Evoking “Andor” and its story without a lightsaber is perhaps the most promising aspect of “Skeleton Crew,” and I can only hope that it continues to move in that direction, toward its own distinct voice. Episodes 2 and 3 throw a lot at the audience, bypassing the capital-A acting of its child stars (which Law helps combat with his tailored, assured performance) by ramping up the action and unveiling a multitude of distinct species and rich decorations. The environments are colorful and lively. Events unfold at a playful and enjoyable pace. There’s a lot to see and not a lot of time to see it (as it should be).

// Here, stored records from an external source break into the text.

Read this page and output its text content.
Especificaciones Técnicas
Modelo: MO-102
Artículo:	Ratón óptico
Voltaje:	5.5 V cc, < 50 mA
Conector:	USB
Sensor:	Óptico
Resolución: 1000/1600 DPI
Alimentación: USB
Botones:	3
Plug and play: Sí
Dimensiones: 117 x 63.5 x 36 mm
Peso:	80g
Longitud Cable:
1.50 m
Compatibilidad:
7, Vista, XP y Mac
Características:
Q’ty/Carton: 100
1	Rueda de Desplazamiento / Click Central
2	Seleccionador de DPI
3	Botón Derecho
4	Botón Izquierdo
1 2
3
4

But the series doesn’t fully commit to the tactile pleasures of Andor’s production design or the pyrotechnic light shows of digital battles past. Taken together, the CGI and practical effects seem more disaffecting than immersive, even if the idea of ​​overwhelming viewers with an unfamiliar ambiance is a good one. These children have never seen anything like this on their sheltered homeworld, and attempting to imitate their awed reaction in front of the audience is admirable. Perhaps it could even work if the staging was mixed more convincingly, but as it stands, there’s a strange disconnect that leaves the series adrift between having and realizing its own imagination. The excitement I felt when I first spotted an owl-like alien character flying into frame slowly and steadily deepened as its CGI design and practical environment prove awkwardly incongruous.

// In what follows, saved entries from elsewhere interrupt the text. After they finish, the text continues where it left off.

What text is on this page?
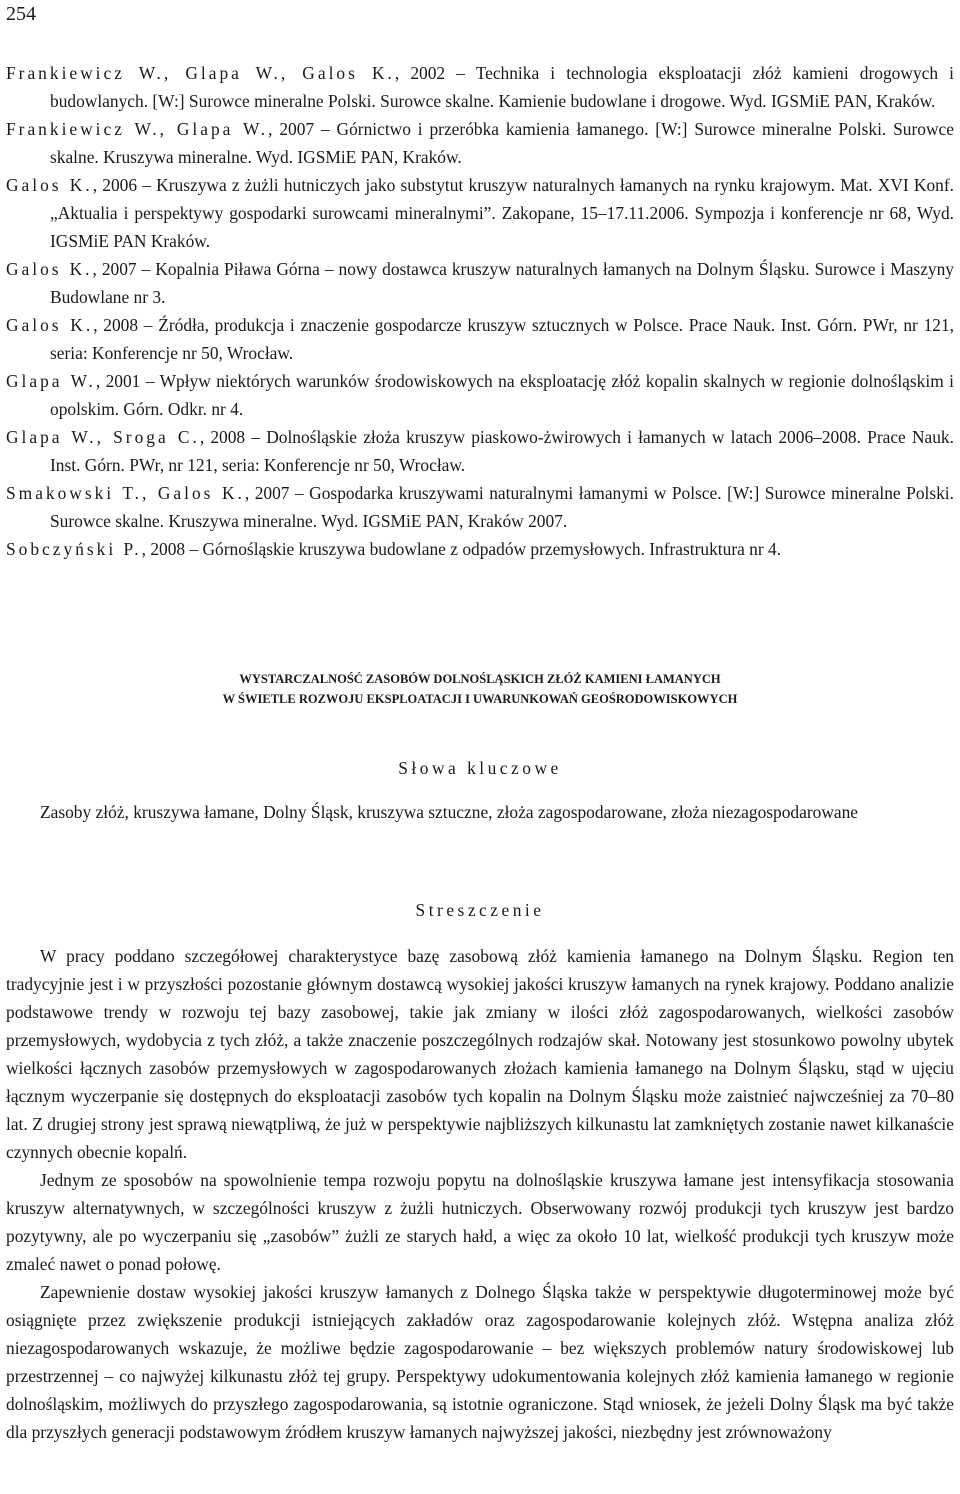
254

Frankiewicz W., Glapa W., Galos K., 2002 – Technika i technologia eksploatacji złóż kamieni drogowych i budowlanych. [W:] Surowce mineralne Polski. Surowce skalne. Kamienie budowlane i drogowe. Wyd. IGSMiE PAN, Kraków.

Frankiewicz W., Glapa W., 2007 – Górnictwo i przeróbka kamienia łamanego. [W:] Surowce mineralne Polski. Surowce skalne. Kruszywa mineralne. Wyd. IGSMiE PAN, Kraków.

Galos K., 2006 – Kruszywa z żużli hutniczych jako substytut kruszyw naturalnych łamanych na rynku krajowym. Mat. XVI Konf. „Aktualia i perspektywy gospodarki surowcami mineralnymi”. Zakopane, 15–17.11.2006. Sympozja i konferencje nr 68, Wyd. IGSMiE PAN Kraków.

Galos K., 2007 – Kopalnia Piława Górna – nowy dostawca kruszyw naturalnych łamanych na Dolnym Śląsku. Surowce i Maszyny Budowlane nr 3.

Galos K., 2008 – Źródła, produkcja i znaczenie gospodarcze kruszyw sztucznych w Polsce. Prace Nauk. Inst. Górn. PWr, nr 121, seria: Konferencje nr 50, Wrocław.

Glapa W., 2001 – Wpływ niektórych warunków środowiskowych na eksploatację złóż kopalin skalnych w regionie dolnośląskim i opolskim. Górn. Odkr. nr 4.

Glapa W., Sroga C., 2008 – Dolnośląskie złoża kruszyw piaskowo-żwirowych i łamanych w latach 2006–2008. Prace Nauk. Inst. Górn. PWr, nr 121, seria: Konferencje nr 50, Wrocław.

Smakowski T., Galos K., 2007 – Gospodarka kruszywami naturalnymi łamanymi w Polsce. [W:] Surowce mineralne Polski. Surowce skalne. Kruszywa mineralne. Wyd. IGSMiE PAN, Kraków 2007.

Sobczyński P., 2008 – Górnośląskie kruszywa budowlane z odpadów przemysłowych. Infrastruktura nr 4.

WYSTARCZALNOŚĆ ZASOBÓW DOLNOŚLĄSKICH ZŁÓŻ KAMIENI ŁAMANYCH
W ŚWIETLE ROZWOJU EKSPLOATACJI I UWARUNKOWAŃ GEOŚRODOWISKOWYCH
Słowa kluczowe
Zasoby złóż, kruszywa łamane, Dolny Śląsk, kruszywa sztuczne, złoża zagospodarowane, złoża niezagospodarowane
Streszczenie

W pracy poddano szczegółowej charakterystyce bazę zasobową złóż kamienia łamanego na Dolnym Śląsku. Region ten tradycyjnie jest i w przyszłości pozostanie głównym dostawcą wysokiej jakości kruszyw łamanych na rynek krajowy. Poddano analizie podstawowe trendy w rozwoju tej bazy zasobowej, takie jak zmiany w ilości złóż zagospodarowanych, wielkości zasobów przemysłowych, wydobycia z tych złóż, a także znaczenie poszczególnych rodzajów skał. Notowany jest stosunkowo powolny ubytek wielkości łącznych zasobów przemysłowych w zagospodarowanych złożach kamienia łamanego na Dolnym Śląsku, stąd w ujęciu łącznym wyczerpanie się dostępnych do eksploatacji zasobów tych kopalin na Dolnym Śląsku może zaistnieć najwcześniej za 70–80 lat. Z drugiej strony jest sprawą niewątpliwą, że już w perspektywie najbliższych kilkunastu lat zamkniętych zostanie nawet kilkanaście czynnych obecnie kopalń.

Jednym ze sposobów na spowolnienie tempa rozwoju popytu na dolnośląskie kruszywa łamane jest intensyfikacja stosowania kruszyw alternatywnych, w szczególności kruszyw z żużli hutniczych. Obserwowany rozwój produkcji tych kruszyw jest bardzo pozytywny, ale po wyczerpaniu się „zasobów” żużli ze starych hałd, a więc za około 10 lat, wielkość produkcji tych kruszyw może zmaleć nawet o ponad połowę.

Zapewnienie dostaw wysokiej jakości kruszyw łamanych z Dolnego Śląska także w perspektywie długoterminowej może być osiągnięte przez zwiększenie produkcji istniejących zakładów oraz zagospodarowanie kolejnych złóż. Wstępna analiza złóż niezagospodarowanych wskazuje, że możliwe będzie zagospodarowanie – bez większych problemów natury środowiskowej lub przestrzennej – co najwyżej kilkunastu złóż tej grupy. Perspektywy udokumentowania kolejnych złóż kamienia łamanego w regionie dolnośląskim, możliwych do przyszłego zagospodarowania, są istotnie ograniczone. Stąd wniosek, że jeżeli Dolny Śląsk ma być także dla przyszłych generacji podstawowym źródłem kruszyw łamanych najwyższej jakości, niezbędny jest zrównoważony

That being said, if the creators have their hearts in the right place – trying to innovate in each new episode – then “Skeleton Crew” still has a chance to bridge the gap. Lowery’s skills are a perfect fit, and the “Pete’s Dragon” director creates a thrilling escape sequence from a bustling interstellar pit stop. Future directors shouldn’t be short of creative inspiration either – not with The Daniels (“Everywhere All at Once”) helming episodes 4 and 6 overseen by Lee Issac Chung (who directed an episode of “The Mandalorian” between his feature film “Minari” and “Twisters”).

When it comes to any new “Star Wars” project, experience has taught us that the key question is not talent, but whether true ingenuity can thrive under Disney’s heavy hand. The more “Star Wars” develops, the more “Star Wars” stays the same, and the structural clichés guiding “Skeleton Crew” imply an equally rigid path to follow. We can only hope for a true rebellion – one worthy of the original ideals of a pirate and the original idea of ​​“Star Wars.”

Grade: C+

“Star Wars: Skeleton Crew” premieres Monday, December 2 at 9 p.m. ET on Disney+. New episodes will air weekly on Tuesdays at 9 p.m. ET.